22 April 2005

MLB Steroid Policy Not Working

The most recent round of steroid suspensions yielded nine new names, all of whom were minor leaguers and all of which again rhyme with "nobody." Or at least they mean that.

Only three players who were on major league 40-man rosters have been suspended for 10 days under the new policy: Tampa Bay OF Alex Sanchez, Colorado OF Jorge Piedra and Texas pitcher Agustin Montero. The latter two were in the minor leagues at the times of their suspensions.

The biggest name of the most recent group was Grant Roberts, who pitched for parts of the 2000-2004 seasons with the Mets, and had a largely undistinguishable 101 innings with a 4.25 ERA. Roberts got a 15-game suspension, rather than the 10 mandated by the major league policy, presumably because he was in the minors at the time it happened. The total number of suspensions stands at 47, but none of these suspensions was doled out to any kind of impact player.

Houston OF Adam Seuss was suspended for violating the steroids policy. Seuss immediately issued a press release in his own defense:

"I did not take steroids.
I would not take steroids.
I would not take them on a train.
I would not take them in the rain.
I would not take them in the clubhouse.
I would not take them with a mouse.
I don't like steroids, understand?
I did not take them, A-dam I am."

Three Baltimore Orioles minor leaguers were suspended: Gary Cates Jr., Rafael Diaz and Richard Salazar. Don't ask me, I don't know who they are either.

Two Atlanta Braves minor leaguers were suspended: James Jurries and Ricardo Rodriguez. Lucy is reportedly very upset with Ricky for getting suspended, and also because he wouldn't let her come to his games. The jury's still out on why James was suspended.

Eider Torrez, from the Cleveland Indians' organization, and Damien Myers, who had already been released by the Tigers, were the other two suspensions. Neither player was listed in Baseball Prospectus 2005, so I think it's safe to say that their clubs weren't counting on them for much output in the majors this year.

MLB reports that these nine suspensions were based on 251 tests performed Florida spring training camps. Cactus League testing yielded 37 suspensions (out of 925 tests). One came from off-season testing.

Grapefruit League Teams: 9/251 = 3.6%
Cactus League Teams: 37/925 = 4.0%
Offseason Testing: 1/Eleventy-Billion = ~0%

Hmmm...looks like maybe the offseason isn't the ideal time to try to test these guys, ya think? I expect that the vast majority of those tests were conducted under the previous testing policy, in which I believe that players were allowed to have their pet Rottweiler provide the urine for them. But don't quote me on that.

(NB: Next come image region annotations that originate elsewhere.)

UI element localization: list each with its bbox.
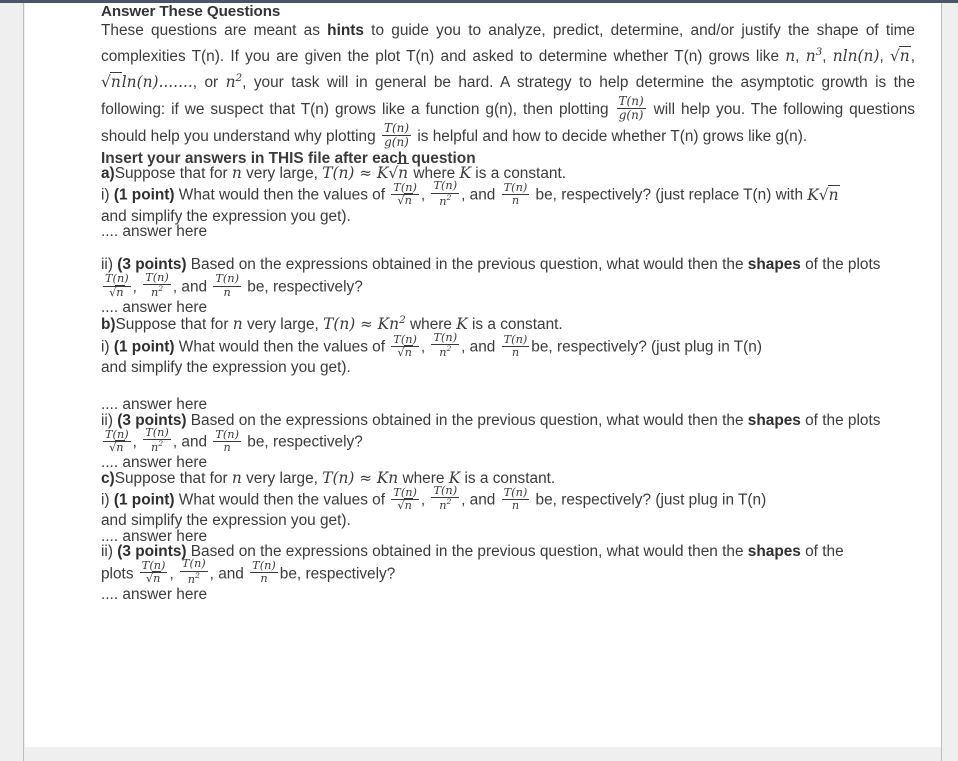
- part-b-statement: b)Suppose that for n very large, T(n) ≈ …: [101, 314, 563, 334]
- part-c-i-points: (1 point): [113, 491, 175, 509]
- fraction-T-over-n-squared: T(n) n2: [431, 330, 460, 359]
- math-n-cubed: n3: [805, 46, 823, 66]
- part-a-formula: T(n) ≈ K√n: [322, 163, 410, 183]
- part-b-letter: b): [101, 316, 116, 334]
- fraction-T-over-sqrt-n: T(n) √n: [391, 485, 419, 513]
- part-c-ii-points: (3 points): [117, 543, 187, 561]
- fraction-T-over-g-2: T(n) g(n): [381, 121, 412, 150]
- document-right-gutter: [941, 3, 958, 761]
- intro-seg1: These questions are meant as: [101, 22, 328, 40]
- part-c-letter: c): [101, 469, 115, 487]
- part-b-i-simplify-note: and simplify the expression you get).: [101, 359, 351, 377]
- part-b-ii-shapes: shapes: [747, 411, 801, 429]
- part-b-item-i: i) (1 point) What would then the values …: [101, 330, 762, 359]
- part-a-ii-fractions: T(n) √n, T(n) n2, and T(n) n be, respective…: [103, 270, 363, 299]
- fraction-T-over-n-squared: T(n) n2: [431, 179, 460, 208]
- intro-seg3: , or: [192, 74, 226, 92]
- fraction-T-over-n: T(n) n: [213, 272, 241, 299]
- intro-hints-bold: hints: [327, 22, 364, 40]
- part-b-ii-fractions: T(n) √n, T(n) n2, and T(n) n be, respective…: [103, 426, 363, 455]
- fraction-T-over-sqrt-n: T(n) √n: [103, 427, 131, 455]
- intro-comma3: ,: [879, 48, 890, 66]
- part-b-ii-answer[interactable]: .... answer here: [101, 455, 915, 471]
- part-c-i-answer[interactable]: .... answer here: [101, 528, 915, 544]
- fraction-T-over-n: T(n) n: [501, 485, 530, 513]
- fraction-T-over-n: T(n) n: [213, 427, 241, 455]
- part-a-i-simplify-note: and simplify the expression you get).: [101, 207, 351, 225]
- part-c-item-i: i) (1 point) What would then the values …: [101, 484, 767, 513]
- part-a-letter: a): [101, 165, 115, 183]
- fraction-T-over-n: T(n) n: [250, 559, 278, 586]
- fraction-T-over-sqrt-n: T(n) √n: [391, 332, 419, 359]
- math-sqrt-n-lnn: √nln(n): [101, 72, 159, 92]
- part-c-i-simplify-note: and simplify the expression you get).: [101, 512, 351, 530]
- fraction-T-over-n-squared: T(n) n2: [180, 557, 208, 586]
- intro-comma1: ,: [795, 48, 806, 66]
- intro-ellipsis: .......: [158, 73, 193, 92]
- part-b-i-answer[interactable]: .... answer here: [101, 397, 915, 413]
- part-b-formula: T(n) ≈ Kn2: [323, 314, 406, 334]
- page-title: Answer These Questions: [101, 3, 281, 20]
- part-a-item-i: i) (1 point) What would then the values …: [101, 179, 840, 208]
- part-a-item-ii: ii) (3 points) Based on the expressions …: [101, 256, 881, 274]
- fraction-T-over-n: T(n) n: [501, 181, 530, 208]
- fraction-T-over-sqrt-n: T(n) √n: [139, 559, 168, 586]
- fraction-T-over-n-squared: T(n) n2: [143, 426, 171, 455]
- part-c-ii-plots-word: plots: [101, 565, 138, 583]
- fraction-T-over-sqrt-n: T(n) √n: [103, 272, 131, 299]
- fraction-T-over-n-squared: T(n) n2: [431, 484, 460, 513]
- fraction-T-over-g: T(n) g(n): [616, 94, 646, 123]
- part-c-item-ii: ii) (3 points) Based on the expressions …: [101, 543, 844, 561]
- fraction-T-over-n-squared: T(n) n2: [143, 270, 171, 299]
- part-c-ii-answer[interactable]: .... answer here: [101, 586, 915, 602]
- part-b-item-ii: ii) (3 points) Based on the expressions …: [101, 411, 881, 429]
- part-a-i-answer[interactable]: .... answer here: [101, 224, 915, 240]
- part-c-ii-fractions: plots T(n) √n, T(n) n2, and T(n) n be, respe…: [101, 557, 396, 586]
- intro-seg6: is helpful and how to decide whether T(n…: [413, 128, 808, 146]
- part-a-ii-shapes: shapes: [747, 256, 801, 274]
- part-a-i-points: (1 point): [113, 186, 175, 204]
- document-page: Answer These Questions These questions a…: [25, 3, 941, 747]
- intro-comma4: ,: [910, 48, 915, 66]
- math-n: n: [785, 47, 796, 66]
- document-left-gutter: [0, 3, 24, 761]
- math-nlnn: nln(n): [832, 47, 880, 66]
- math-sqrt-n: √n: [889, 46, 911, 66]
- fraction-T-over-n: T(n) n: [501, 332, 530, 359]
- part-c-statement: c)Suppose that for n very large, T(n) ≈ …: [101, 468, 556, 487]
- fraction-T-over-sqrt-n: T(n) √n: [391, 181, 419, 208]
- insert-answers-note: Insert your answers in THIS file after e…: [101, 149, 476, 167]
- screenshot-root: Answer These Questions These questions a…: [0, 0, 958, 761]
- part-b-i-points: (1 point): [113, 338, 175, 356]
- part-a-statement: a)Suppose that for n very large, T(n) ≈ …: [101, 163, 566, 183]
- math-n-squared: n2: [225, 72, 243, 92]
- intro-comma2: ,: [822, 48, 833, 66]
- part-a-ii-answer[interactable]: .... answer here: [101, 300, 915, 316]
- part-c-ii-shapes: shapes: [747, 543, 801, 561]
- intro-paragraph: These questions are meant as hints to gu…: [101, 19, 915, 150]
- part-c-formula: T(n) ≈ Kn: [322, 468, 399, 487]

The only non-first offense suspension to date belongs to Oakland's David Castillo, who got a 60-game ban for the proverbial "strike three" offense. Doesn't look like David's going to have to worry about bringing the fruit salad to this summer's MENSA picnic, if you know what I mean. How can anyone be dumb enough to get caught three times, especially when the first two suspensions occurred under the old policy, which was supposedly so toothless that there were actually professional wrestlers on some teams' rosters?

Worse, yet, how can anyone be dumb enough to think this policy is actually working? We've got almost 50 suspensions to date, and not one of them is a guy you'd recognize on the street, even if he showed up in uniform. Until someone, a known player, a perennial suspect in the steroid conversation, actually recieves a suspension, I'm not buying this. It still reeks of the MLB Players' Association doing its best to protect its players, as it should, but not at the cost of the game's integrity and the fans' faith.